После этого вечера наш земляческий круг уже не собирался широкой компанией, а Даня совсем отошел от него.
Даню ждал страшный удар, погубивший его. В своем институте он подружился с девушкой, которая привлекла его интерес не только своей незаурядной внешностью, но и какой-то таинственностью, которой она была окружена. Он ощущал в ней какие-то бездны, которые всегда влекли его. Таинственность раскрылась самым потрясающим образом. Эта девушка в погоне за «исключительными переживаниями» пошла служить в охранное отделение и была разоблачена.
Удар для Дани был так силен, что он уже оправиться не мог. В Киеве его вновь потянуло к нашему «№ 37-му». Екатерина Михайловна с большой чуткостью подошла к нему и сумела отогреть его. Даня, к огорченью Ники, стал сближаться с нашей «Раутенделейн» — солнечной Мэкусей. Даня светлел возле нее, становился прежним, каким я знал его в 1907 г.
Но темная сила победила. Однажды он пришел в таком виде, что испугал Екатерину Михайловну. Он упорно молчал, но Екатерина Михайловна сумела заставить его говорить. И он рассказал, что погибшая девушка явилась к нему и манила его идти за ней, вывела на балкон и исчезла. И Даня едва удержался, чтобы не броситься вниз с балкона. Через несколько дней Данин отец нашел его мертвым в кровати. Даня отравился. Сколько сил нераскрытых, сколько надежд он унес с собой. Это была жертва «достоевщины». Те духовные высоты, те душевные глубины, которые сумел вложить в свое творчество Достоевский, не помогли Дане выйти на свой путь. Но болезненная, темная стихия, которая была сродни этому русскому гению, закружила и погубила Даню. Я часто думал, вспоминая своего погибшего друга, что было бы с ним, доживи он до 1917 года. Спасла бы его революция? На каких баррикадах он бы оказался? Я говорил об этом с Никой. Мы оба тогда думали, что он был бы на самых крайних позициях, где нибудь в Кронштадте лета 1917 года. А потом?
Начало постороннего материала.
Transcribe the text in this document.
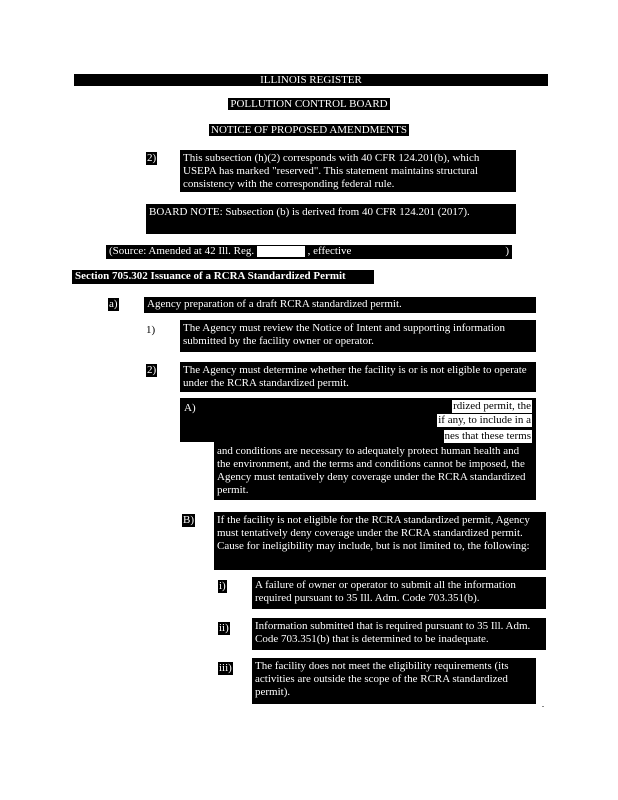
ILLINOIS REGISTER
POLLUTION CONTROL BOARD
NOTICE OF PROPOSED AMENDMENTS
2) This subsection (h)(2) corresponds with 40 CFR 124.201(b), which USEPA has marked "reserved". This statement maintains structural consistency with the corresponding federal rule.
BOARD NOTE: Subsection (b) is derived from 40 CFR 124.201 (2017).
(Source: Amended at 42 Ill. Reg.	, effective	)
Section 705.302 Issuance of a RCRA Standardized Permit
a)	Agency preparation of a draft RCRA standardized permit.
1)	The Agency must review the Notice of Intent and supporting information submitted by the facility owner or operator.
2) The Agency must determine whether the facility is or is not eligible to operate under the RCRA standardized permit.
A)	rdized permit, the
if any, to include in a
nes that these terms
and conditions are necessary to adequately protect human health and the environment, and the terms and conditions cannot be imposed, the Agency must tentatively deny coverage under the RCRA standardized permit.
B) If the facility is not eligible for the RCRA standardized permit, Agency must tentatively deny coverage under the RCRA standardized permit. Cause for ineligibility may include, but is not limited to, the following:
i)	A failure of owner or operator to submit all the information required pursuant to 35 Ill. Adm. Code 703.351(b).
ii) Information submitted that is required pursuant to 35 Ill. Adm. Code 703.351(b) that is determined to be inadequate.
iii) The facility does not meet the eligibility requirements (its activities are outside the scope of the RCRA standardized permit).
На это у нас не было ответа55.
* * *
Намеченная нами культурная работа в землячестве потекла по другому руслу. Таня начала с увлечением работать с учительницей Богдановой в воскресной школе в предместьях города. Вслед за ней и я решился начать курс лекций по русской истории рабочим Обуховского завода. Когда я вошел в аудиторию, меня поразил облик моих слушателей. Образ рабочего был у меня связан с мастеровыми, здесь же передо мною сидели одетые в пиджаки, с воротничками, очень серьезные молодые люди, среди которых несколько пожилых, с седоватыми усами. Хорошие лица, энергичные, с пытливым выражением. Я был очень смущен. Начать работу со взрослой, совершенно неведомой аудиторией — для этого требовалась уверенность в своих силах и смелость, которой у меня не было. Я был очень застенчив, даже робок. Но сознание, что я должен начать свою культурно-просветительную работу, к которой чувствовал призвание, в которой видел дело своей жизни, считал своим долгом, — победило. «Теперь или никогда», — твердил я себе. И странное дело: едва я начал — страх прошел. Я читал с увлечением. Сочувственное внимание аудитории придало мне бодрости, и я чувствовал, что прочел хорошо. После лекции рабочие окружили меня и долго беседовали со мною, словно прощупывали своего нового лектора. Читал я совершенно свободно. Как будто не было Третьего отделения. Я не был марксистом. Но я знаю, что и мои товарищи-марксисты читали с такой же свободой. Лекции мои были прерваны отъездом за границу. Почему я к ним не вернулся по возвращении на родину? Мне помешал Эрмитажный кружок.